Documentation ¶
Overview ¶
Package textio contains transforms for reading and writing text files.
Index ¶
- func Immediate(s beam.Scope, filename string) (beam.PCollection, error)
- func Read(s beam.Scope, glob string, opts ...ReadOptionFn) beam.PCollection
- func ReadAll(s beam.Scope, col beam.PCollection, opts ...ReadOptionFn) beam.PCollection
- func ReadAllSdf(s beam.Scope, col beam.PCollection) beam.PCollectiondeprecated
- func ReadSdf(s beam.Scope, glob string) beam.PCollectiondeprecated
- func ReadWithFilename(s beam.Scope, glob string, opts ...ReadOptionFn) beam.PCollection
- func Write(s beam.Scope, filename string, col beam.PCollection)
- type ReadOptionFn
Constants ¶
This section is empty.
Variables ¶
This section is empty.
Functions ¶
func Immediate ¶
Immediate reads a local file at pipeline construction-time and embeds the data into a I/O-free pipeline source. Should be used for small files only.
func Read ¶
func Read(s beam.Scope, glob string, opts ...ReadOptionFn) beam.PCollection
Read reads a set of files indicated by the glob pattern and returns the lines as a PCollection<string>. The newlines are not part of the lines.

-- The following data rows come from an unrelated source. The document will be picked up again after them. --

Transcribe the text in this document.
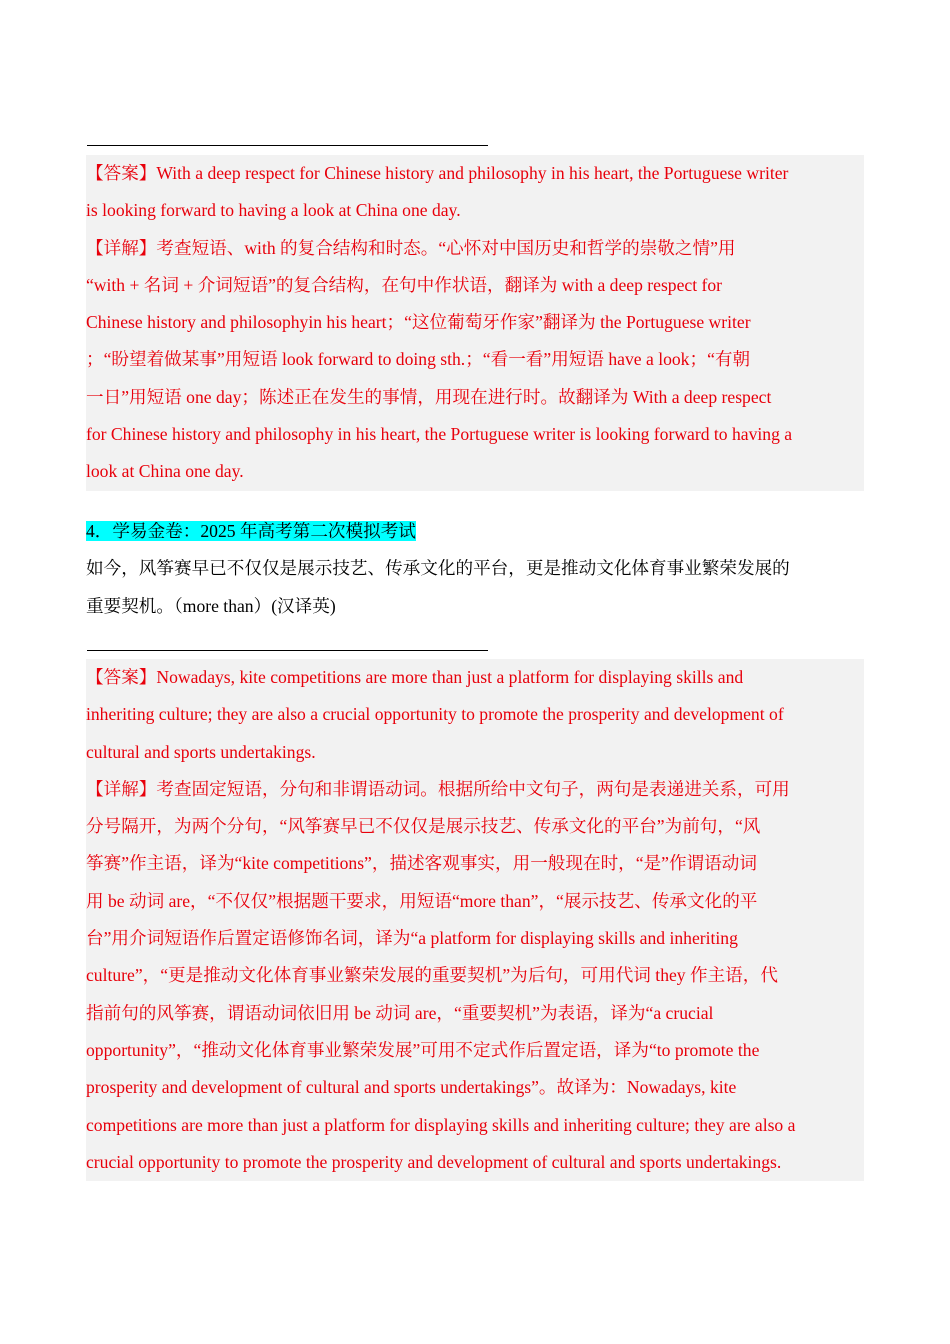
【答案】With a deep respect for Chinese history and philosophy in his heart, the Portuguese writer
is looking forward to having a look at China one day.
【详解】考查短语、with 的复合结构和时态。“心怀对中国历史和哲学的崇敬之情”用
“with + 名词 + 介词短语”的复合结构，在句中作状语，翻译为 with a deep respect for
Chinese history and philosophyin his heart；“这位葡萄牙作家”翻译为 the Portuguese writer
；“盼望着做某事”用短语 look forward to doing sth.；“看一看”用短语 have a look；“有朝
一日”用短语 one day；陈述正在发生的事情，用现在进行时。故翻译为 With a deep respect
for Chinese history and philosophy in his heart, the Portuguese writer is looking forward to having a
look at China one day.
4．学易金卷：2025 年高考第二次模拟考试
如今，风筝赛早已不仅仅是展示技艺、传承文化的平台，更是推动文化体育事业繁荣发展的
重要契机。（more than）(汉译英)
【答案】Nowadays, kite competitions are more than just a platform for displaying skills and
inheriting culture; they are also a crucial opportunity to promote the prosperity and development of
cultural and sports undertakings.
【详解】考查固定短语，分句和非谓语动词。根据所给中文句子，两句是表递进关系，可用
分号隔开，为两个分句，“风筝赛早已不仅仅是展示技艺、传承文化的平台”为前句，“风
筝赛”作主语，译为“kite competitions”，描述客观事实，用一般现在时，“是”作谓语动词
用 be 动词 are，“不仅仅”根据题干要求，用短语“more than”，“展示技艺、传承文化的平
台”用介词短语作后置定语修饰名词，译为“a platform for displaying skills and inheriting
culture”，“更是推动文化体育事业繁荣发展的重要契机”为后句，可用代词 they 作主语，代
指前句的风筝赛，谓语动词依旧用 be 动词 are，“重要契机”为表语，译为“a crucial
opportunity”，“推动文化体育事业繁荣发展”可用不定式作后置定语，译为“to promote the
prosperity and development of cultural and sports undertakings”。故译为：Nowadays, kite
competitions are more than just a platform for displaying skills and inheriting culture; they are also a
crucial opportunity to promote the prosperity and development of cultural and sports undertakings.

Read accepts a variadic number of ReadOptionFn that can be used to configure the compression type of the file. By default, the compression type is determined by the file extension.
func ReadAll ¶
func ReadAll(s beam.Scope, col beam.PCollection, opts ...ReadOptionFn) beam.PCollection
ReadAll expands and reads the filename given as globs by the incoming PCollection<string>. It returns the lines of all files as a single PCollection<string>. The newlines are not part of the lines. ReadAll accepts a variadic number of ReadOptionFn that can be used to configure the compression type of the files. By default, the compression type is determined by the file extension.
func ReadAllSdf
deprecated
func ReadAllSdf(s beam.Scope, col beam.PCollection) beam.PCollection
ReadAllSdf is a variation of ReadAll implemented via SplittableDoFn. This should result in increased performance with runners that support splitting.

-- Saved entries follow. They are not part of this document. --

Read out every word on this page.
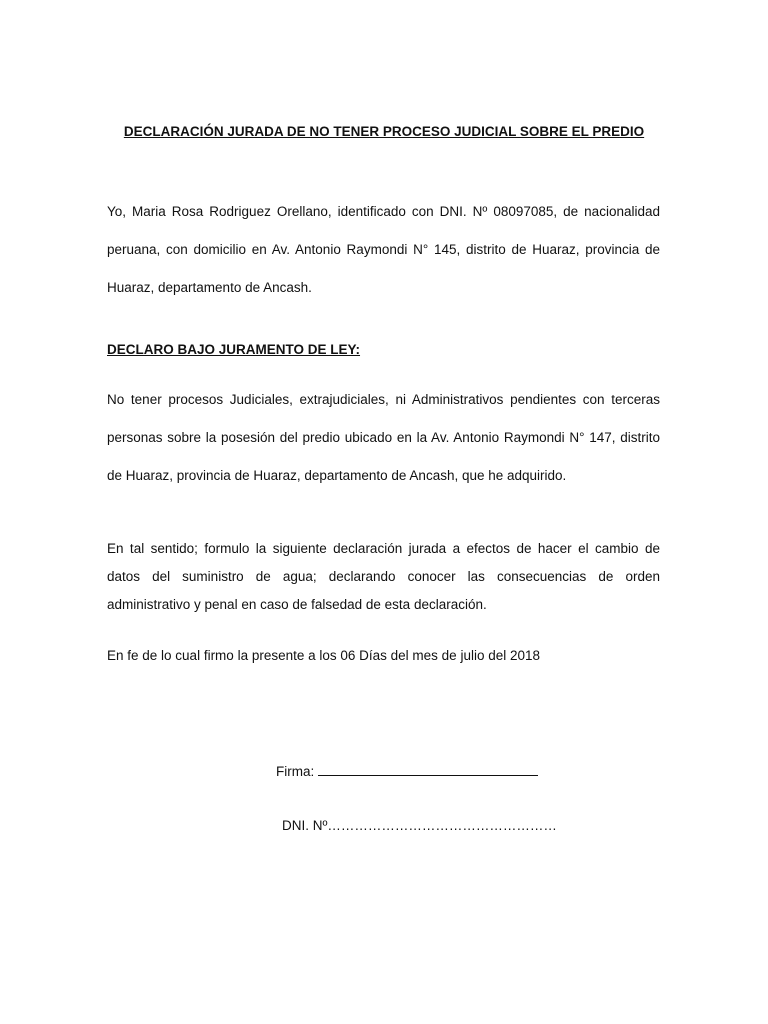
DECLARACIÓN JURADA DE NO TENER PROCESO JUDICIAL SOBRE EL PREDIO

Yo, Maria Rosa Rodriguez Orellano, identificado con DNI. Nº 08097085, de nacionalidad
peruana, con domicilio en Av. Antonio Raymondi N° 145, distrito de Huaraz, provincia de
Huaraz, departamento de Ancash.

DECLARO BAJO JURAMENTO DE LEY:

No tener procesos Judiciales, extrajudiciales, ni Administrativos pendientes con terceras
personas sobre la posesión del predio ubicado en la Av. Antonio Raymondi N° 147, distrito
de Huaraz, provincia de Huaraz, departamento de Ancash, que he adquirido.

En tal sentido; formulo la siguiente declaración jurada a efectos de hacer el cambio de
datos del suministro de agua; declarando conocer las consecuencias de orden
administrativo y penal en caso de falsedad de esta declaración.

En fe de lo cual firmo la presente a los 06 Días del mes de julio del 2018

Firma:

DNI. Nº……………………………………………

Deprecated: Use ReadAll instead, which has been migrated to use this SDF implementation.
func ReadSdf
deprecated
func ReadSdf(s beam.Scope, glob string) beam.PCollection
ReadSdf is a variation of Read implemented via SplittableDoFn. This should result in increased performance with runners that support splitting.
Deprecated: Use Read instead, which has been migrated to use this SDF implementation.
func ReadWithFilename ¶
func ReadWithFilename(s beam.Scope, glob string, opts ...ReadOptionFn) beam.PCollection
ReadWithFilename reads a set of files indicated by the glob pattern and returns a PCollection<KV<string, string>> of each filename and line. The newlines are not part of the lines. ReadWithFilename accepts a variadic number of ReadOptionFn that can be used to configure the compression type of the files. By default, the compression type is determined by the file extension.
Types ¶
type ReadOptionFn ¶
type ReadOptionFn func(*readOption)
ReadOptionFn is a function that can be passed to Read or ReadAll to configure options for reading files.

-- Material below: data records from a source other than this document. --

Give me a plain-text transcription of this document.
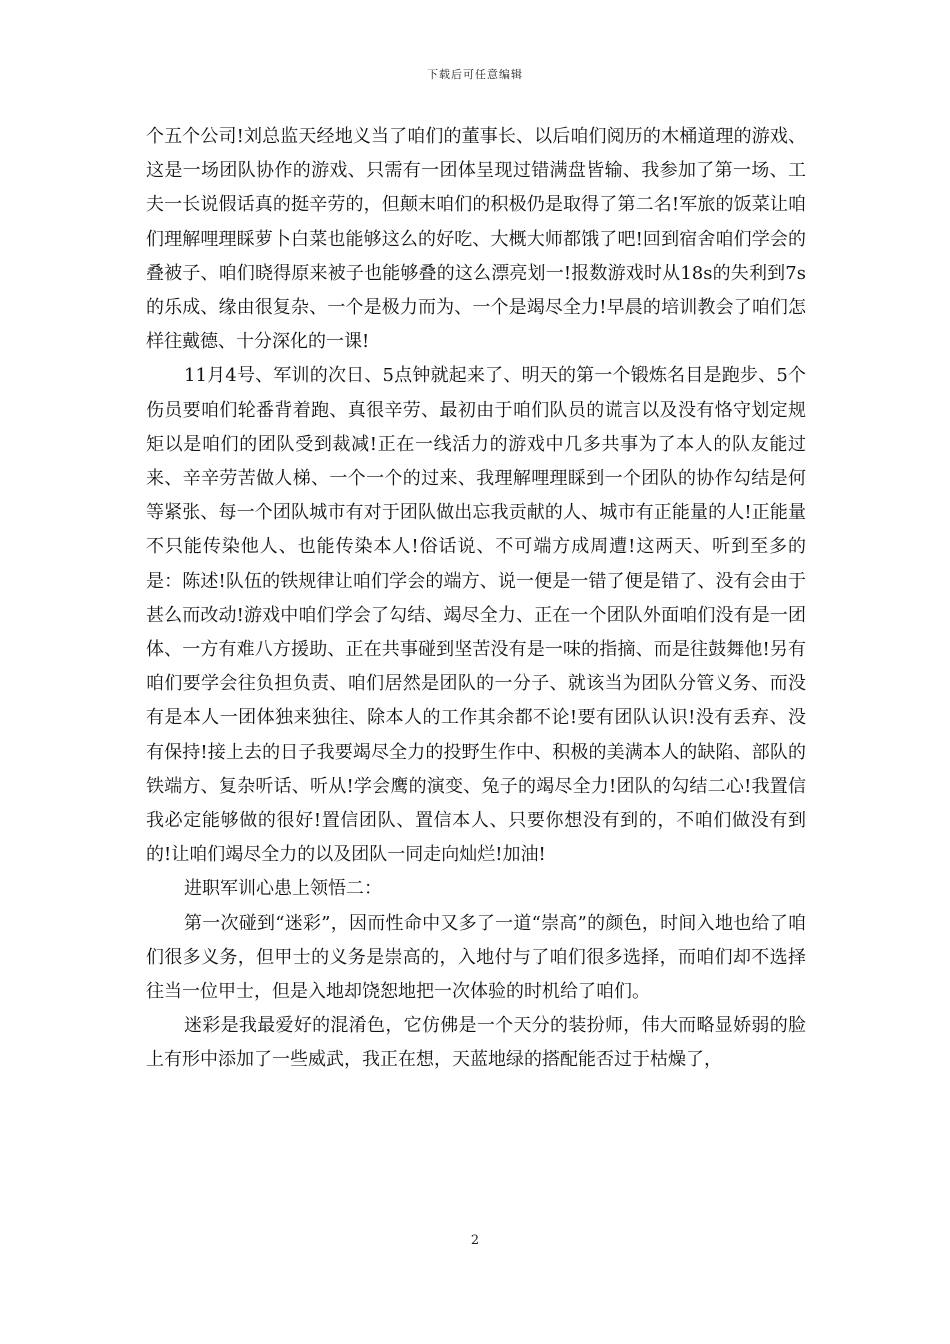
下载后可任意编辑

个五个公司!刘总监天经地义当了咱们的董事长、以后咱们阅历的木桶道理的游戏、这是一场团队协作的游戏、只需有一团体呈现过错满盘皆输、我参加了第一场、工夫一长说假话真的挺辛劳的，但颠末咱们的积极仍是取得了第二名!军旅的饭菜让咱们理解哩理睬萝卜白菜也能够这么的好吃、大概大师都饿了吧!回到宿舍咱们学会的叠被子、咱们晓得原来被子也能够叠的这么漂亮划一!报数游戏时从18s的失利到7s的乐成、缘由很复杂、一个是极力而为、一个是竭尽全力!早晨的培训教会了咱们怎样往戴德、十分深化的一课!

11月4号、军训的次日、5点钟就起来了、明天的第一个锻炼名目是跑步、5个伤员要咱们轮番背着跑、真很辛劳、最初由于咱们队员的谎言以及没有恪守划定规矩以是咱们的团队受到裁减!正在一线活力的游戏中几多共事为了本人的队友能过来、辛辛劳苦做人梯、一个一个的过来、我理解哩理睬到一个团队的协作勾结是何等紧张、每一个团队城市有对于团队做出忘我贡献的人、城市有正能量的人!正能量不只能传染他人、也能传染本人!俗话说、不可端方成周遭!这两天、听到至多的是：陈述!队伍的铁规律让咱们学会的端方、说一便是一错了便是错了、没有会由于甚么而改动!游戏中咱们学会了勾结、竭尽全力、正在一个团队外面咱们没有是一团体、一方有难八方援助、正在共事碰到坚苦没有是一味的指摘、而是往鼓舞他!另有咱们要学会往负担负责、咱们居然是团队的一分子、就该当为团队分管义务、而没有是本人一团体独来独往、除本人的工作其余都不论!要有团队认识!没有丢弃、没有保持!接上去的日子我要竭尽全力的投野生作中、积极的美满本人的缺陷、部队的铁端方、复杂听话、听从!学会鹰的演变、兔子的竭尽全力!团队的勾结二心!我置信我必定能够做的很好!置信团队、置信本人、只要你想没有到的，不咱们做没有到的!让咱们竭尽全力的以及团队一同走向灿烂!加油!

进职军训心患上领悟二：

第一次碰到“迷彩”，因而性命中又多了一道“崇高”的颜色，时间入地也给了咱们很多义务，但甲士的义务是崇高的，入地付与了咱们很多选择，而咱们却不选择往当一位甲士，但是入地却饶恕地把一次体验的时机给了咱们。

迷彩是我最爱好的混淆色，它仿佛是一个天分的装扮师，伟大而略显娇弱的脸上有形中添加了一些威武，我正在想，天蓝地绿的搭配能否过于枯燥了，

2
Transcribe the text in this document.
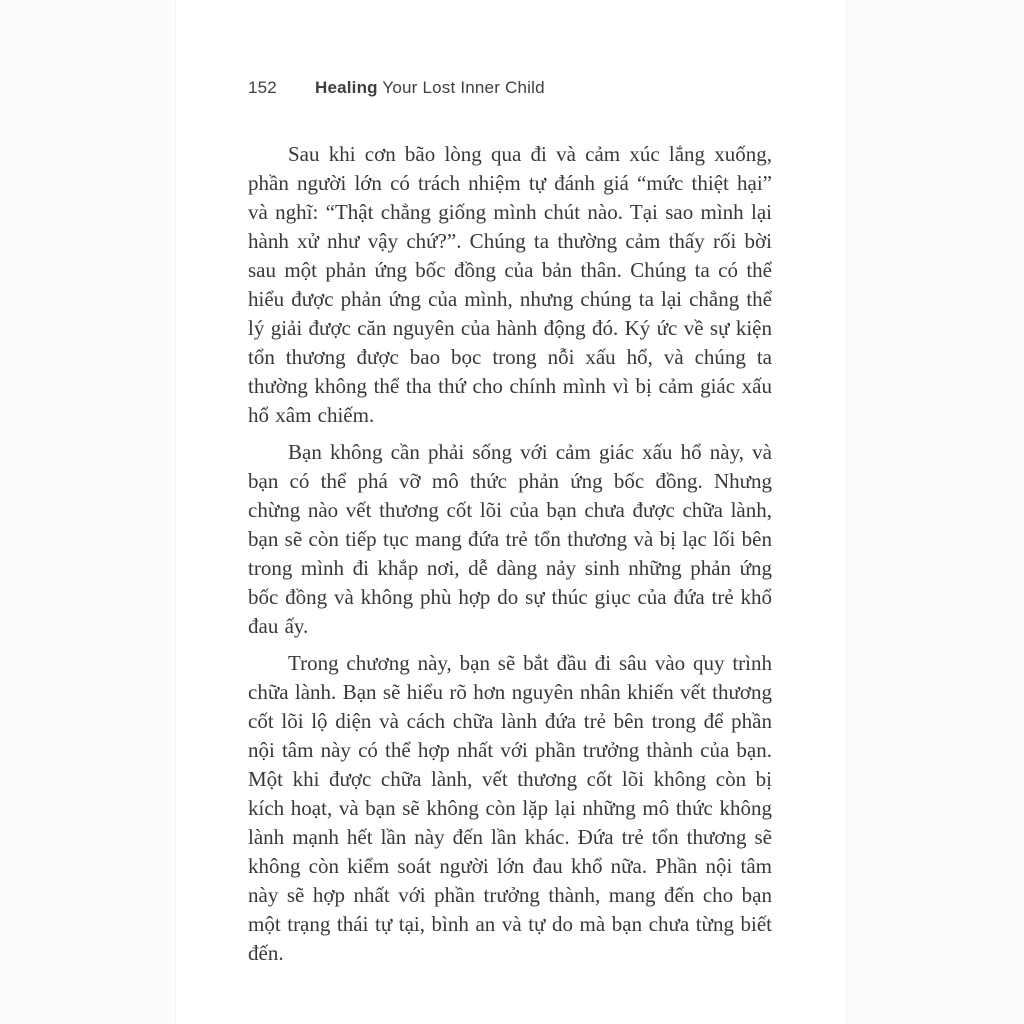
152 Healing Your Lost Inner Child

Sau khi cơn bão lòng qua đi và cảm xúc lắng xuống, phần người lớn có trách nhiệm tự đánh giá “mức thiệt hại” và nghĩ: “Thật chẳng giống mình chút nào. Tại sao mình lại hành xử như vậy chứ?”. Chúng ta thường cảm thấy rối bời sau một phản ứng bốc đồng của bản thân. Chúng ta có thể hiểu được phản ứng của mình, nhưng chúng ta lại chẳng thể lý giải được căn nguyên của hành động đó. Ký ức về sự kiện tổn thương được bao bọc trong nỗi xấu hổ, và chúng ta thường không thể tha thứ cho chính mình vì bị cảm giác xấu hổ xâm chiếm.

Bạn không cần phải sống với cảm giác xấu hổ này, và bạn có thể phá vỡ mô thức phản ứng bốc đồng. Nhưng chừng nào vết thương cốt lõi của bạn chưa được chữa lành, bạn sẽ còn tiếp tục mang đứa trẻ tổn thương và bị lạc lối bên trong mình đi khắp nơi, dễ dàng nảy sinh những phản ứng bốc đồng và không phù hợp do sự thúc giục của đứa trẻ khổ đau ấy.

Trong chương này, bạn sẽ bắt đầu đi sâu vào quy trình chữa lành. Bạn sẽ hiểu rõ hơn nguyên nhân khiến vết thương cốt lõi lộ diện và cách chữa lành đứa trẻ bên trong để phần nội tâm này có thể hợp nhất với phần trưởng thành của bạn. Một khi được chữa lành, vết thương cốt lõi không còn bị kích hoạt, và bạn sẽ không còn lặp lại những mô thức không lành mạnh hết lần này đến lần khác. Đứa trẻ tổn thương sẽ không còn kiểm soát người lớn đau khổ nữa. Phần nội tâm này sẽ hợp nhất với phần trưởng thành, mang đến cho bạn một trạng thái tự tại, bình an và tự do mà bạn chưa từng biết đến.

func ReadAutoCompression ¶
func ReadAutoCompression() ReadOptionFn
ReadAutoCompression specifies that the compression type of files should be auto-detected.
func ReadGzip ¶
func ReadGzip() ReadOptionFn
ReadGzip specifies that files have been compressed using gzip.
func ReadUncompressed ¶
func ReadUncompressed() ReadOptionFn
ReadUncompressed specifies that files have not been compressed.